# Don't use AUC for model selection and definitely don't use accuracy

It’s pretty hard to build a predictive model, let’s be honest. My previous post was about the strange practice of under-/oversampling. We impose this on ourselves because we want to do yes/no classification instead of predicting probability. This post is on the same theme. It has a very clear message: if we use accuracy-like model performance measures (looking at you, AUC, F1, etc.) we reduce our ability to select the best model.

I often do little simulations to try to make sense of a confusing world. Below I present some pretty convincing evidence for the case of dropping classification in favor of prediction. At least in the model selection phase.

# A simulation model

I will make a simulation model based on the one in my undersampling post.
Once again the log odds of class `True`

is \( \textrm{logit}(p) = -9 +6x, \) but I
now sample \(X \sim N(1.5, 1)\). This is different from last because I no longer want
severe class imbalance. I will also add an uninformative noise variable
\(X_{\epsilon} \sim N(0, 2)\) post hoc. The below function generates a data set
to these specifications.

This suggests two logistic regression models:

- The true model, \( \textrm{logit}(p) = \beta_0 + \beta_1x + \epsilon; \)
- A clearly worse model, \( \textrm{logit}(p) = \beta_0 + \beta_1x + \beta_2x_{\epsilon} + \epsilon. \)

Imagine that we didn’t know the truth. Our goal is to choose between the two models: which one predicts better?
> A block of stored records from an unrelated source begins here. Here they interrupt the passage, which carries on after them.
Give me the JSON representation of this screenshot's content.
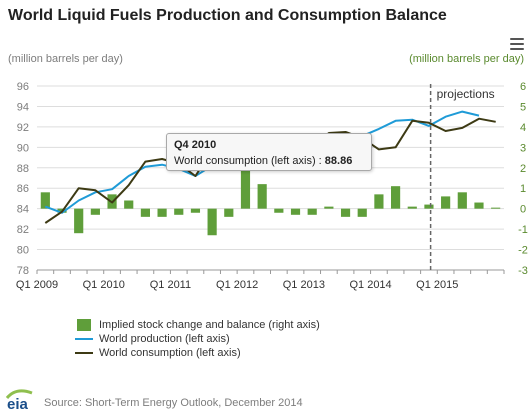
{
  "chart_data": {
    "type": "bar+line",
    "title": "World Liquid Fuels Production and Consumption Balance",
    "left_axis_label": "(million barrels per day)",
    "right_axis_label": "(million barrels per day)",
    "left_axis": {
      "min": 78,
      "max": 96,
      "ticks": [
        "78",
        "80",
        "82",
        "84",
        "86",
        "88",
        "90",
        "92",
        "94",
        "96"
      ]
    },
    "right_axis": {
      "min": -3,
      "max": 6,
      "ticks": [
        "-3",
        "-2",
        "-1",
        "0",
        "1",
        "2",
        "3",
        "4",
        "5",
        "6"
      ]
    },
    "x_labels": [
      "Q1 2009",
      "Q1 2010",
      "Q1 2011",
      "Q1 2012",
      "Q1 2013",
      "Q1 2014",
      "Q1 2015"
    ],
    "quarters": [
      "Q1 2009",
      "Q2 2009",
      "Q3 2009",
      "Q4 2009",
      "Q1 2010",
      "Q2 2010",
      "Q3 2010",
      "Q4 2010",
      "Q1 2011",
      "Q2 2011",
      "Q3 2011",
      "Q4 2011",
      "Q1 2012",
      "Q2 2012",
      "Q3 2012",
      "Q4 2012",
      "Q1 2013",
      "Q2 2013",
      "Q3 2013",
      "Q4 2013",
      "Q1 2014",
      "Q2 2014",
      "Q3 2014",
      "Q4 2014",
      "Q1 2015",
      "Q2 2015",
      "Q3 2015",
      "Q4 2015"
    ],
    "series": [
      {
        "name": "Implied stock change and balance (right axis)",
        "type": "bar",
        "axis": "right",
        "color": "#5f9e3a",
        "values": [
          0.8,
          -0.2,
          -1.2,
          -0.3,
          0.7,
          0.4,
          -0.4,
          -0.4,
          -0.3,
          -0.2,
          -1.3,
          -0.4,
          2.0,
          1.2,
          -0.2,
          -0.3,
          -0.3,
          0.1,
          -0.4,
          -0.4,
          0.7,
          1.1,
          0.1,
          0.2,
          0.6,
          0.8,
          0.3,
          0.05
        ]
      },
      {
        "name": "World production (left axis)",
        "type": "line",
        "axis": "left",
        "color": "#1f9bd7",
        "values": [
          84.2,
          83.6,
          84.8,
          85.6,
          85.9,
          87.2,
          88.1,
          88.3,
          87.9,
          87.2,
          88.2,
          89.4,
          90.1,
          89.9,
          89.6,
          90.3,
          90.5,
          91.0,
          90.7,
          91.1,
          91.8,
          92.6,
          92.7,
          92.1,
          93.0,
          93.5,
          93.1,
          null
        ]
      },
      {
        "name": "World consumption (left axis)",
        "type": "line",
        "axis": "left",
        "color": "#3d3a14",
        "values": [
          82.6,
          83.7,
          86.0,
          85.8,
          84.6,
          86.3,
          88.6,
          88.86,
          88.4,
          87.2,
          89.7,
          90.1,
          88.2,
          89.0,
          89.9,
          90.9,
          90.2,
          91.4,
          91.5,
          90.9,
          89.8,
          90.0,
          92.6,
          92.4,
          91.6,
          91.9,
          92.8,
          92.5
        ]
      }
    ],
    "annotation": {
      "label": "projections",
      "after_quarter": "Q4 2014"
    },
    "legend_position": "bottom"
  },
  "tooltip": {
    "title": "Q4 2010",
    "label": "World consumption (left axis) : ",
    "value": "88.86"
  },
  "source": "Source: Short-Term Energy Outlook, December 2014",
  "logo_text": "eia",
  "colors": {
    "grid": "#dddddd",
    "axis": "#999999",
    "left_label": "#7d7d7d",
    "right_label": "#5a8a2e"
  }
}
# Three performance metrics

I will compare three metrics for model performance on held-out data.

- Accuracy is
the fraction of times we got the classification right. For this metric I will adopt the
standard decision rule of classifying as
`True`

when \(\hat p > .5\). - The area under the ROC
curve is a strange measure that luckliy directly corresponds to the
probability of ranking a
`True`

higher than a`False`

.

So both of these measures have a straight-forward interpretation, which is nice. But since the main thesis of this post is that you shouldn’t use them, let’s look at a third metric:

- Brier score is the mean squared error between estimated probabilities and the true probabilities (the true probabilities are either unity or zero). It measures the calibration of your probability estimates, but has no simple interpretation.

# An experiment

I will simulate the scenario where we compare the two methods by five-fold cross validation to get a score for each. I want to estimate the statistical power of each metric: the probability that it gives the true model a better score.
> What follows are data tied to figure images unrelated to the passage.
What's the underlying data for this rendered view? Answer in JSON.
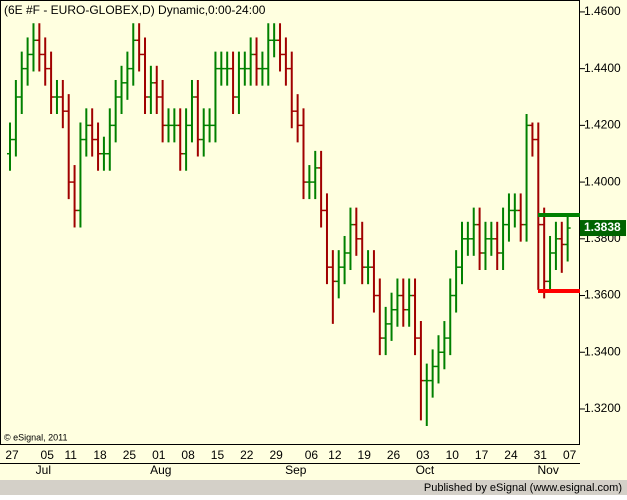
{
  "chart_data": {
    "type": "ohlc",
    "title": "(6E #F - EURO-GLOBEX,D) Dynamic,0:00-24:00",
    "copyright": "© eSignal, 2011",
    "footer": "Published by eSignal (www.esignal.com)",
    "categories": [
      "27",
      null,
      null,
      null,
      null,
      null,
      "05",
      null,
      null,
      null,
      "11",
      null,
      null,
      null,
      null,
      "18",
      null,
      null,
      null,
      null,
      "25",
      null,
      null,
      null,
      null,
      "01",
      null,
      null,
      null,
      null,
      "08",
      null,
      null,
      null,
      null,
      "15",
      null,
      null,
      null,
      null,
      "22",
      null,
      null,
      null,
      null,
      "29",
      null,
      null,
      null,
      null,
      null,
      "06",
      null,
      null,
      null,
      "12",
      null,
      null,
      null,
      null,
      "19",
      null,
      null,
      null,
      null,
      "26",
      null,
      null,
      null,
      null,
      "03",
      null,
      null,
      null,
      null,
      "10",
      null,
      null,
      null,
      null,
      "17",
      null,
      null,
      null,
      null,
      "24",
      null,
      null,
      null,
      null,
      "31",
      null,
      null,
      null,
      null,
      "07"
    ],
    "months": [
      null,
      null,
      null,
      null,
      null,
      "Jul",
      null,
      null,
      null,
      null,
      null,
      null,
      null,
      null,
      null,
      null,
      null,
      null,
      null,
      null,
      null,
      null,
      null,
      null,
      null,
      "Aug",
      null,
      null,
      null,
      null,
      null,
      null,
      null,
      null,
      null,
      null,
      null,
      null,
      null,
      null,
      null,
      null,
      null,
      null,
      null,
      null,
      null,
      null,
      "Sep",
      null,
      null,
      null,
      null,
      null,
      null,
      null,
      null,
      null,
      null,
      null,
      null,
      null,
      null,
      null,
      null,
      null,
      null,
      null,
      null,
      null,
      "Oct",
      null,
      null,
      null,
      null,
      null,
      null,
      null,
      null,
      null,
      null,
      null,
      null,
      null,
      null,
      null,
      null,
      null,
      null,
      null,
      null,
      "Nov",
      null,
      null,
      null,
      null
    ],
    "open": [
      1.41,
      1.415,
      1.43,
      1.44,
      1.445,
      1.45,
      1.445,
      1.44,
      1.43,
      1.43,
      1.425,
      1.4,
      1.39,
      1.415,
      1.42,
      1.415,
      1.41,
      1.41,
      1.42,
      1.43,
      1.435,
      1.44,
      1.45,
      1.445,
      1.43,
      1.435,
      1.43,
      1.42,
      1.42,
      1.42,
      1.41,
      1.42,
      1.43,
      1.415,
      1.42,
      1.42,
      1.44,
      1.44,
      1.44,
      1.43,
      1.44,
      1.44,
      1.445,
      1.44,
      1.44,
      1.45,
      1.45,
      1.445,
      1.44,
      1.425,
      1.42,
      1.4,
      1.4,
      1.405,
      1.39,
      1.37,
      1.365,
      1.37,
      1.375,
      1.385,
      1.38,
      1.37,
      1.37,
      1.36,
      1.345,
      1.35,
      1.355,
      1.36,
      1.355,
      1.36,
      1.345,
      1.33,
      1.33,
      1.335,
      1.34,
      1.345,
      1.36,
      1.37,
      1.38,
      1.38,
      1.385,
      1.375,
      1.38,
      1.38,
      1.375,
      1.385,
      1.39,
      1.39,
      1.385,
      1.42,
      1.415,
      1.385,
      1.365,
      1.375,
      1.38,
      1.378
    ],
    "high": [
      1.421,
      1.436,
      1.446,
      1.451,
      1.456,
      1.456,
      1.451,
      1.446,
      1.436,
      1.436,
      1.431,
      1.406,
      1.421,
      1.426,
      1.426,
      1.421,
      1.416,
      1.426,
      1.436,
      1.441,
      1.446,
      1.456,
      1.456,
      1.451,
      1.441,
      1.441,
      1.436,
      1.426,
      1.426,
      1.426,
      1.426,
      1.436,
      1.436,
      1.426,
      1.426,
      1.446,
      1.446,
      1.446,
      1.446,
      1.446,
      1.446,
      1.451,
      1.451,
      1.446,
      1.456,
      1.456,
      1.456,
      1.451,
      1.446,
      1.431,
      1.426,
      1.406,
      1.411,
      1.411,
      1.396,
      1.376,
      1.376,
      1.381,
      1.391,
      1.391,
      1.386,
      1.376,
      1.376,
      1.366,
      1.356,
      1.361,
      1.366,
      1.366,
      1.366,
      1.366,
      1.351,
      1.336,
      1.341,
      1.346,
      1.351,
      1.366,
      1.376,
      1.386,
      1.386,
      1.391,
      1.391,
      1.386,
      1.386,
      1.386,
      1.391,
      1.396,
      1.396,
      1.396,
      1.424,
      1.421,
      1.421,
      1.391,
      1.381,
      1.386,
      1.386,
      1.388
    ],
    "low": [
      1.404,
      1.409,
      1.424,
      1.434,
      1.439,
      1.439,
      1.434,
      1.424,
      1.424,
      1.419,
      1.394,
      1.384,
      1.384,
      1.409,
      1.409,
      1.404,
      1.404,
      1.404,
      1.414,
      1.424,
      1.429,
      1.434,
      1.439,
      1.424,
      1.424,
      1.424,
      1.414,
      1.414,
      1.414,
      1.404,
      1.404,
      1.414,
      1.409,
      1.409,
      1.414,
      1.414,
      1.434,
      1.434,
      1.424,
      1.424,
      1.434,
      1.434,
      1.434,
      1.434,
      1.434,
      1.444,
      1.439,
      1.434,
      1.419,
      1.414,
      1.394,
      1.394,
      1.394,
      1.384,
      1.364,
      1.35,
      1.359,
      1.364,
      1.369,
      1.374,
      1.364,
      1.364,
      1.354,
      1.339,
      1.339,
      1.344,
      1.349,
      1.349,
      1.349,
      1.339,
      1.316,
      1.314,
      1.324,
      1.329,
      1.334,
      1.339,
      1.354,
      1.364,
      1.374,
      1.374,
      1.369,
      1.369,
      1.374,
      1.369,
      1.369,
      1.379,
      1.384,
      1.379,
      1.379,
      1.409,
      1.362,
      1.359,
      1.362,
      1.369,
      1.368,
      1.372
    ],
    "close": [
      1.415,
      1.43,
      1.44,
      1.445,
      1.45,
      1.445,
      1.44,
      1.43,
      1.43,
      1.425,
      1.4,
      1.39,
      1.415,
      1.42,
      1.415,
      1.41,
      1.41,
      1.42,
      1.43,
      1.435,
      1.44,
      1.45,
      1.445,
      1.43,
      1.435,
      1.43,
      1.42,
      1.42,
      1.42,
      1.41,
      1.42,
      1.43,
      1.415,
      1.42,
      1.42,
      1.44,
      1.44,
      1.44,
      1.43,
      1.44,
      1.44,
      1.445,
      1.44,
      1.44,
      1.45,
      1.45,
      1.445,
      1.44,
      1.425,
      1.42,
      1.4,
      1.4,
      1.405,
      1.39,
      1.37,
      1.365,
      1.37,
      1.375,
      1.385,
      1.38,
      1.37,
      1.37,
      1.36,
      1.345,
      1.35,
      1.355,
      1.36,
      1.355,
      1.36,
      1.345,
      1.33,
      1.33,
      1.335,
      1.34,
      1.345,
      1.36,
      1.37,
      1.38,
      1.38,
      1.385,
      1.375,
      1.38,
      1.38,
      1.375,
      1.385,
      1.39,
      1.39,
      1.385,
      1.42,
      1.415,
      1.385,
      1.365,
      1.375,
      1.38,
      1.378,
      1.3838
    ],
    "up_color": "#008000",
    "down_color": "#a00000",
    "levels": [
      {
        "value": 1.3884,
        "color": "#008000"
      },
      {
        "value": 1.3616,
        "color": "#ff0000"
      }
    ],
    "last_color": "#006400",
    "ylim": [
      1.3073,
      1.4642
    ],
    "yticks": [
      {
        "value": 1.46,
        "label": "1.4600"
      },
      {
        "value": 1.44,
        "label": "1.4400"
      },
      {
        "value": 1.42,
        "label": "1.4200"
      },
      {
        "value": 1.4,
        "label": "1.4000"
      },
      {
        "value": 1.38,
        "label": "1.3800"
      },
      {
        "value": 1.36,
        "label": "1.3600"
      },
      {
        "value": 1.34,
        "label": "1.3400"
      },
      {
        "value": 1.32,
        "label": "1.3200"
      }
    ]
  }
}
Below I run the experiment 10000 times for each of the three performance metrics. Beware that if you run this yourself it’ll take a while! Afterward I go over the scores of the two models and check whether the One True Model scored better. I use this below to estimate power.

# Results

The plot above shows the convergence of our three simulations toward the final estimates. Showing just the numbers isn’t social media friendly. The results are unequivocal. In this simulation, using Brier score gives you an extra \(10 \% \) power to detect the right model over AUC! Accuracy is worse still: it is little better than making a monkey decide.
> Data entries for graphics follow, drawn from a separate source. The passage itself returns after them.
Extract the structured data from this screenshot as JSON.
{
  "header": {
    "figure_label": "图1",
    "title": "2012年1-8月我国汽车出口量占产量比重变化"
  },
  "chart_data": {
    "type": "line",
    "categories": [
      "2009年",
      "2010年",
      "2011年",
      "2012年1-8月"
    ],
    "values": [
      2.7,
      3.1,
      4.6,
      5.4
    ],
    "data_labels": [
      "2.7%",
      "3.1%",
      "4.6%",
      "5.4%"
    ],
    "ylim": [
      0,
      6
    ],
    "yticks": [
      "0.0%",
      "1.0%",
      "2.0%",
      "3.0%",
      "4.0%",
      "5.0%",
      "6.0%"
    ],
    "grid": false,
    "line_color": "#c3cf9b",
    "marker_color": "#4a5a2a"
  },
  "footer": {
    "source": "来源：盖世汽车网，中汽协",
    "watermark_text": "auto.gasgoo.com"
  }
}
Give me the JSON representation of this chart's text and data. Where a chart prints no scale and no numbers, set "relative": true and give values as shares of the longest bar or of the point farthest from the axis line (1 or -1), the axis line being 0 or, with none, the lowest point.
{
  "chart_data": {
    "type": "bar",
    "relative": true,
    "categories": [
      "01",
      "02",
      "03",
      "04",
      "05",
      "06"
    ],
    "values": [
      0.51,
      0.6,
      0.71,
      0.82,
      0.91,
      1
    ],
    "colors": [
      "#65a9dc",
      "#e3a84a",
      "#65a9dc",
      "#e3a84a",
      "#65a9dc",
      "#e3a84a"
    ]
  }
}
# Why is the Brier score better?

To get accuracy we impose a (more or less) random threshold on the prediction.
Many would argue that this is a problem in itself. As a score it has the problem
that a miniscule improvement in model can lead to any size improvement in
accuracy. Consider the following: among \(n\) observations to classify, we
gave a `True`

the probability of \(.5\). Mistake. Classified as `False`

. If we
improve the model a very little so that the probability is now \(.5001\) we
get a discrete jump of \(1/n\) in accuracy! We’ve crossed the magical barrier.
Any further improvement in predicted probability makes no difference. The jump
from \(.5\) to \(.5001\) is as good as a jump from \(.5\) to \(1\).
Similarly, a model that predicts a probability of \(.5\) for all `False`

s and
\(.5001\) for all `True`

s has perfect accuracy. It’s as good as a model that
predicted zero for all `False`

s and unity for all `True`

s. Clearly that’s
nonsense. Similar reasoning applies to AUC, which is just accuracy stretched
out, or indeed anything based on counting “correct” classifications. The Brier
score is a proper scoring
rule. Any change
in predictions results in a proportional change in Brier score. Hence the Brier
score is a more sensitive and sensible instrument. It reflects the actual
improvement in model.

# Full disclosure

Recently I ran days, maybe weeks, worth of resampling validation on our local supercomputer. All based on AUC score. I have yet to rerun those experiments; maybe I should follow my own advice.